Why do they sometimes look like worms?
Sometimes your spices may look like they’re infested with tiny worms. But they’re actually the same critters as the bugs, just in baby form. If you think about the life cycle of an insect, it makes perfect sense.
“These particular pests are beetles, so they undergo complete metamorphosis (like a butterfly),” Green explained. “So they have an egg, larva, pupa and adult stage. The worms that have been reportedly in the spice are the larval form.”
“They are cream-colored, have three pairs of short legs, an orange head capsule, dense hairs and have chewing mouthparts,” Green continued to elaborate, despite our nausea. “They use fragments of their food source to create a pupal cell where they pupate and then emerge as adult beetle.”
How do the bugs get into spices in the first place?
Are these tiny beetles ever-present in the spices? Or did they manage to crawl their way inside? It’s most likely the latter.
Green explains that most of the spices consumed in the U.S. have been imported, and “it is not rare for imported product to be contaminated with ‘filth’ (i.e. insects parts), so there is a good chance a product could have been infested after harvest before coming [to the U.S.].”
However, she says the more likely source of contamination is during the treatment process. Between the spices’ journey from processing to consumption, insects have a ton of chances to sneak their way into the product.

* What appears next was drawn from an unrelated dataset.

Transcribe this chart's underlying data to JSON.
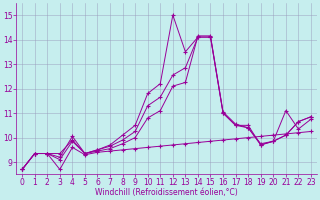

“Adult beetles are active fliers and can get into storage facilities via gaps, open doors, unscreened windows, infested vehicles, bulk bins and containers,” Green said. “With adequate food source and temperature-controlled environment, insects can thrive, breed and feed. In processing facilities, storage and even in the grocery store, infestations can be transferred on equipment and being in close proximity to other infested products. Cigarette beetles and drugstore beetles have been known to penetrate through packaging, tin foil, plastic and sheet metal.”
And then once the consumer brings home the product, the infestation doesn’t end. “People can be bringing them home in any of the life stages and the life cycle continues!” Green said, perhaps a little too excitedly.

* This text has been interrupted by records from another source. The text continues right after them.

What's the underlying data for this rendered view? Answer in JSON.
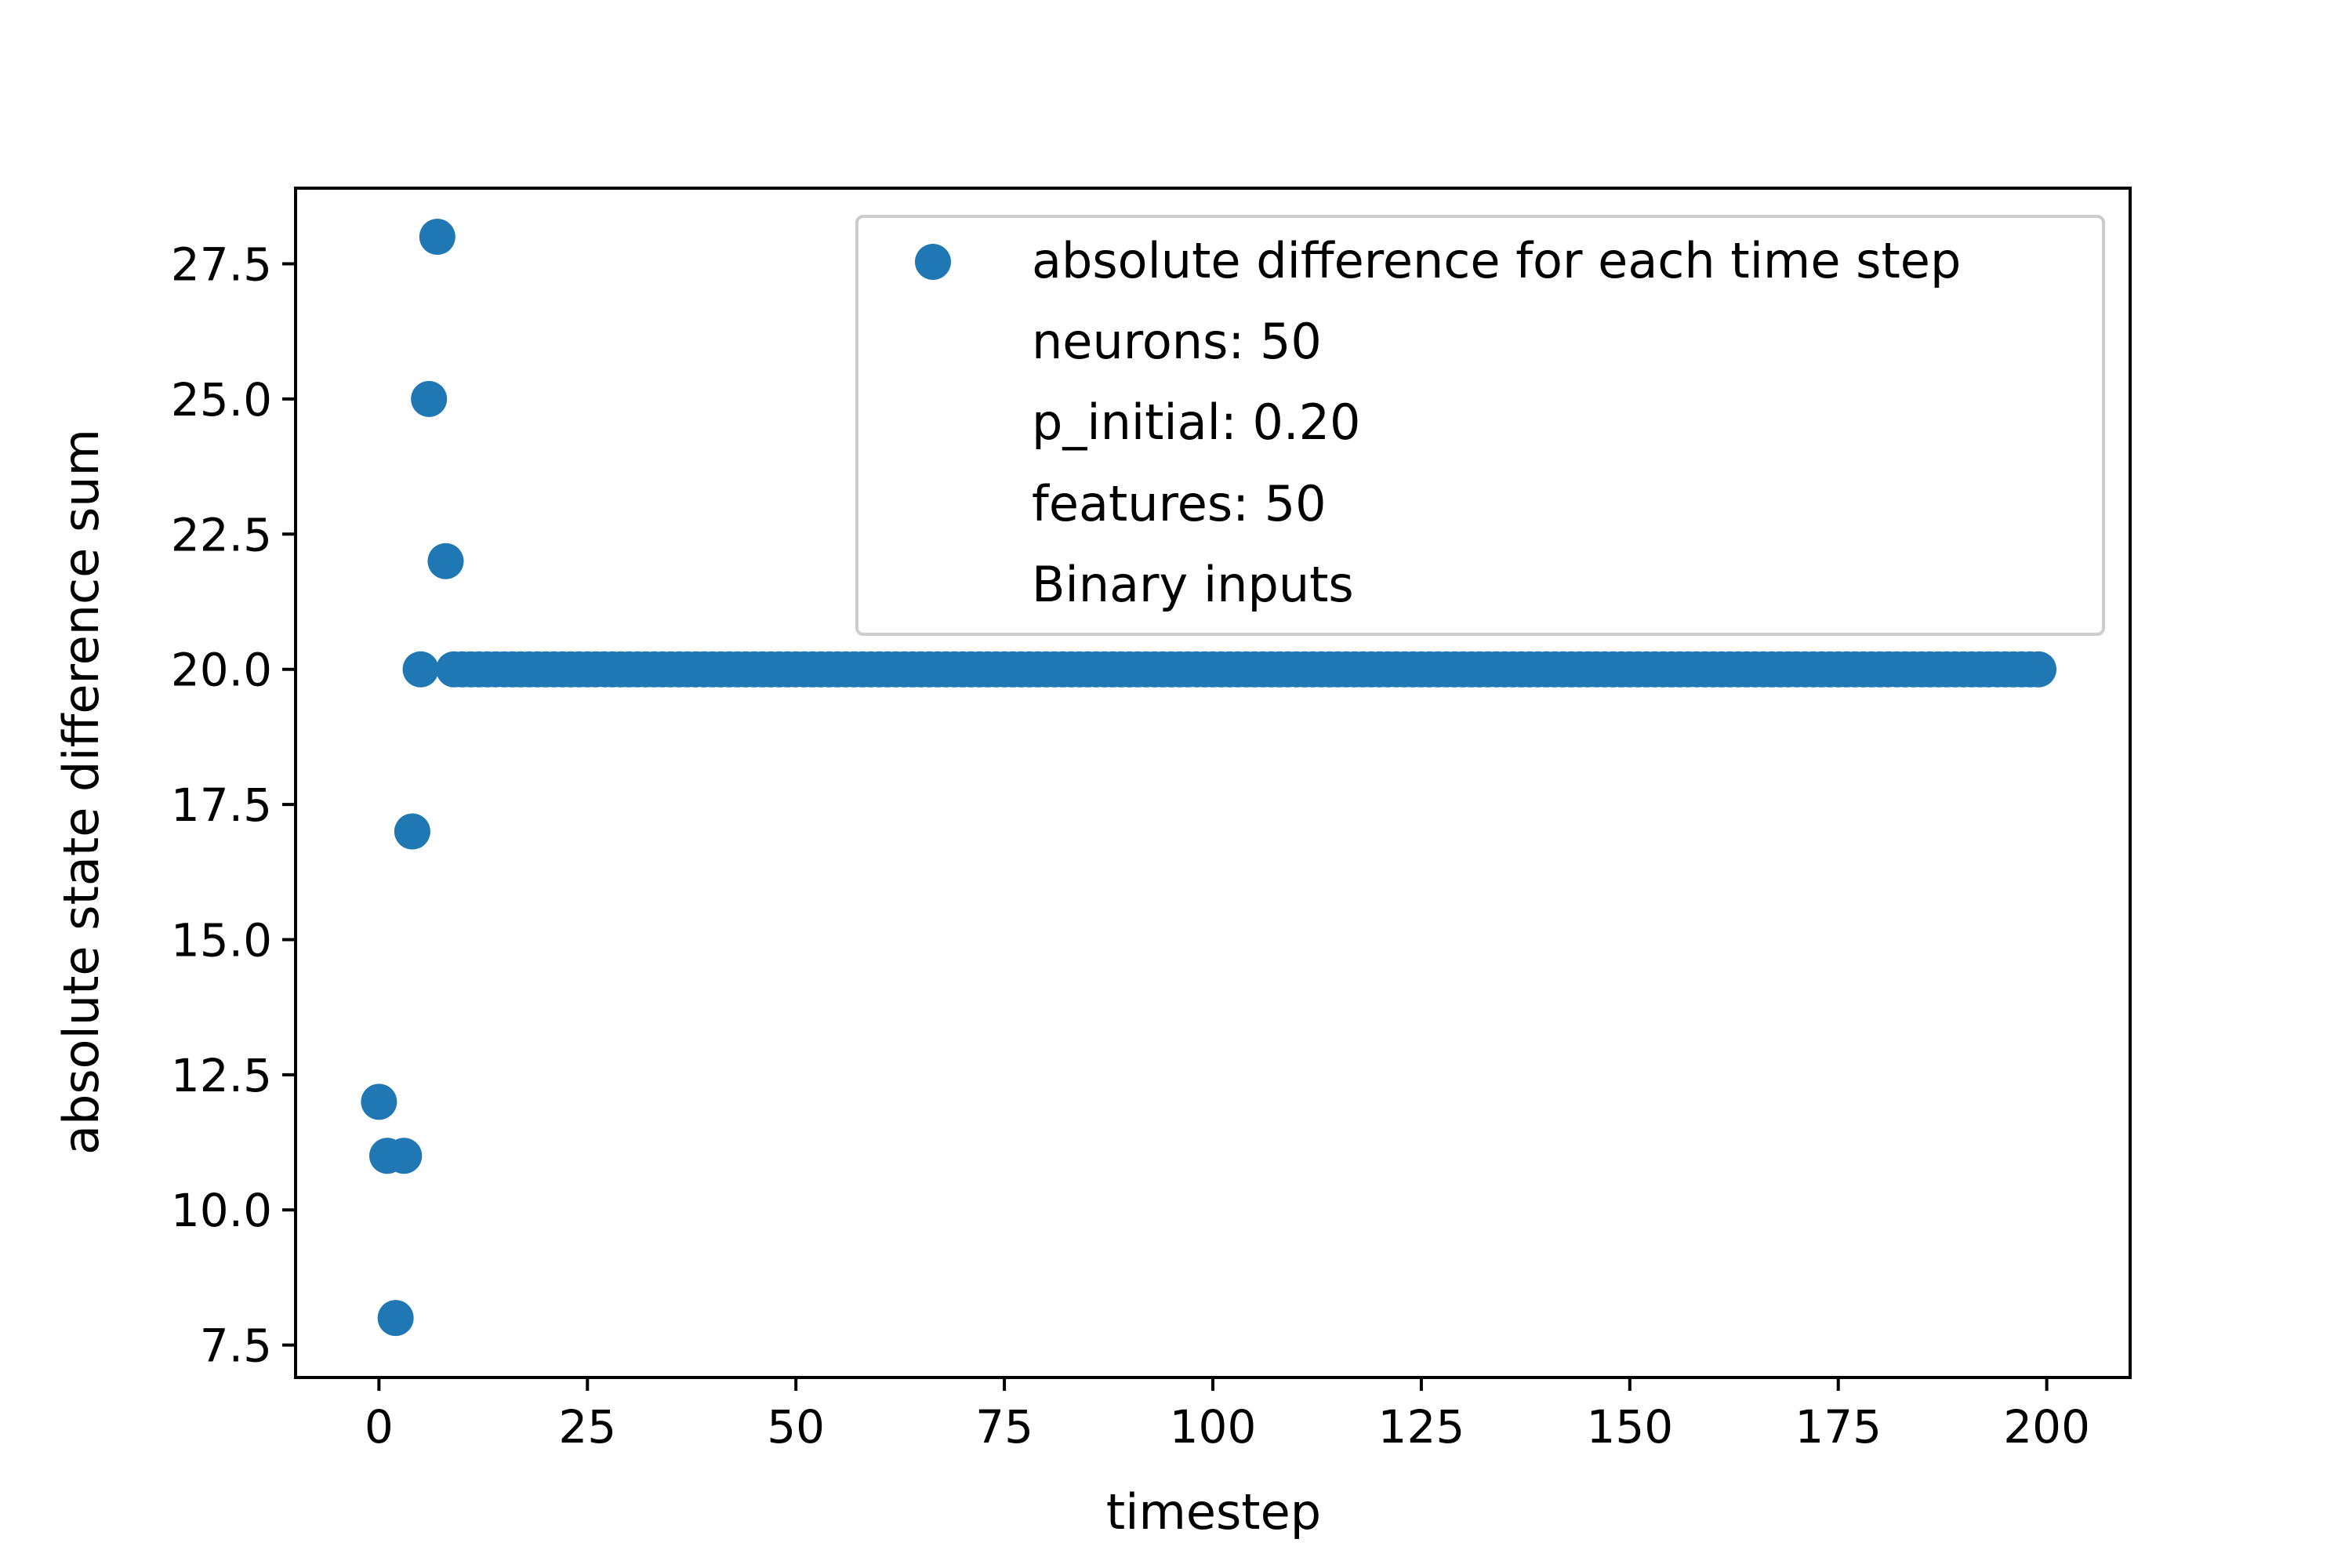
{
  "chart_data": {
    "type": "scatter",
    "xlabel": "timestep",
    "ylabel": "absolute state difference sum",
    "xlim": [
      -10,
      210
    ],
    "ylim": [
      6.9,
      28.9
    ],
    "xticks": [
      0,
      25,
      50,
      75,
      100,
      125,
      150,
      175,
      200
    ],
    "xtick_labels": [
      "0",
      "25",
      "50",
      "75",
      "100",
      "125",
      "150",
      "175",
      "200"
    ],
    "yticks": [
      7.5,
      10.0,
      12.5,
      15.0,
      17.5,
      20.0,
      22.5,
      25.0,
      27.5
    ],
    "ytick_labels": [
      "7.5",
      "10.0",
      "12.5",
      "15.0",
      "17.5",
      "20.0",
      "22.5",
      "25.0",
      "27.5"
    ],
    "grid": false,
    "legend_position": "top-right",
    "color": "#1f77b4",
    "series": [
      {
        "name": "absolute difference for each time step",
        "points": [
          [
            0,
            12
          ],
          [
            1,
            11
          ],
          [
            2,
            8
          ],
          [
            3,
            11
          ],
          [
            4,
            17
          ],
          [
            5,
            20
          ],
          [
            6,
            25
          ],
          [
            7,
            28
          ],
          [
            8,
            22
          ]
        ],
        "constant_run": {
          "x_start": 9,
          "x_end": 199,
          "y": 20
        }
      }
    ],
    "legend_entries": [
      "absolute difference for each time step",
      "neurons: 50",
      "p_initial: 0.20",
      "features: 50",
      "Binary inputs"
    ]
  }
}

Is there anything home cooks can do to stop this madness?
Yes! Though your spices may always contain fragments of insects that are beyond your control, you can at least end their lifecycle to ensure they don’t continue breeding. Here’s what Green suggests:
Inspect the product at the store. Look for damaged packaging. If the container is transparent, look for larvae and beetles inside.
Stick your spices in the freezer for four days (make sure your freezer is set at 0 degrees Fahrenheit) before putting them in your spice rack or pantry.
If you’ve bought your spice in bulk, keep what you’re saving for future use in the freezer. Before freezing, divide it into glass containers that are airtight.
Practice stock rotation using the FIFO (first in, first out) rule. Use your oldest products first, and keep them at the front of your pantry so you’ll be more likely to grab them first. Then move on to newer products, which you keep at the back of the pantry and rotate forward when you’re ready to use them.
Clean up any spills in your kitchen as soon as they happen.
Commercial pheromone traps are available, but they’re species specific and may not be good at decreasing the population, as they attract a single sex and the pests may have already mated.
Now go forth and inspect your spices with great trepidation. We know you want to.